Die SVP bringt das Wahlkarussell um das Stadtpräsidium Amriswil in Schwung. Sie gibt die Kandidatur von Stadtrat Stefan Koster bekannt. Er will im kommenden Jahr die Nachfolge von Martin Salvisberg (SVP) antreten, der auf eine erneute Kandidatur aus Altersgründen verzichtet und damit zum Ende der laufenden Legislaturperiode ausscheidet. Für die anderen Ortsparteien kommt diese Bekanntgabe etwas früh, wird die Wahl doch erst am 25. November erfolgen.

«Wir sind mit einem Kandidaten im Gespräch», sagt Thomas Bischofberger, Präsident der FDP Amriswil. Allerdings lasse sich die FDP durch die frühe Bekanntgabe der SVP nun nicht unter Druck setzen. «Wir haben Zeit bis spätestens zum 1. Oktober.» Gemäss Thomas Bischofsberger könne man aber davon ausgehen, dass die FDP einen Kandidaten oder eine Kandidatin für das Amt nominieren werde.

Einen Interessenten gibt es auch bei der CVP. Parteipräsident Benno Schildknecht bestätigt, dass die Partei mit jemandem im Gespräch sei. Es stehe jedoch noch nicht ganz fest, ob es letztlich auch zur Kandidatur komme. «Wir werden Grössenordnung Ende März wissen, ob und wen die CVP ins Rennen um das Stadtpräsidium schicken wird.»

Keine Kandidaten in Aussicht

Nach derzeitigem Stand wird die SP darauf verzichten, einen eigenen Kandidaten für das Präsidium zu portieren. «Wir sind mit niemandem im Gespräch, aus den Reihen der SP Amriswil wir es keinen Kandidaten geben», bestätigt SP-Präsident Peter Bachmann. Sollte jedoch ein auswärtiger Vertreter der SP sein Interesse am Amt bekunden, müsse man die Situation neu überprüfen. «Wir schliessen nicht aus, dass wir dann jemanden unterstützen werden.»

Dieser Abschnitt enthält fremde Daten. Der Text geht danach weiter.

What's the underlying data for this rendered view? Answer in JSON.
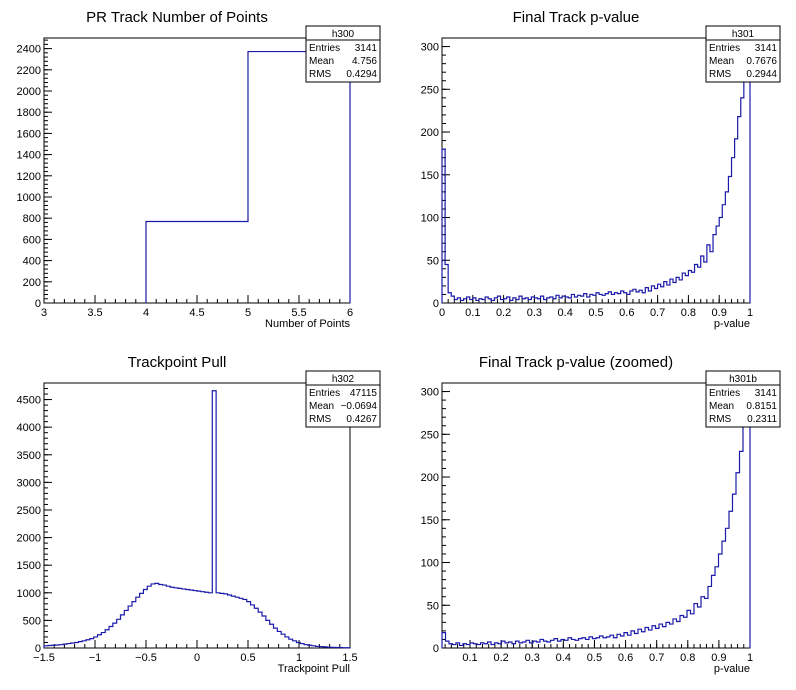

Eine öffentliche Ausschreibung verlangt die Freie Gruppe. «Unser Stadtrat Claudio Zaffonato wird dieses Ansinnen an der nächsten Stadtratssitzung vortragen», sagt Sandra Reinhart. Für eine Stadt von der Grösse von Amriswil sei es angebracht, das Amt öffentlich auszuschreiben, selbst wenn es bereits Kandidaten von den Parteien gebe. Selber würden sie jedoch keinen Kandidaten präsentieren. «Wir erwarten auch keine Kandidatur von ausserhalb der Gemeinde. Sollte sich jedoch wieder Erwarten aus den Reihen der Grünen eine Kandidatur ergeben, so werden wir diese unterstützen.»

Auf eine Nomination verzichten auch die Grünliberalen. Laut Stephan Müller gebe es keinen Kandidaten aus ihren Reihen.

Laut Stadtschreiber Roland Huser gibt es derzeit auch noch keine parteiunabhängige Kandidatur. «Es gab schon Interessenten, die sich nach dem Prozedere erkundigt haben», erklärt er. Doch bis jetzt seien auf der Kanzlei keine ausgefüllten Formulare eingetroffen.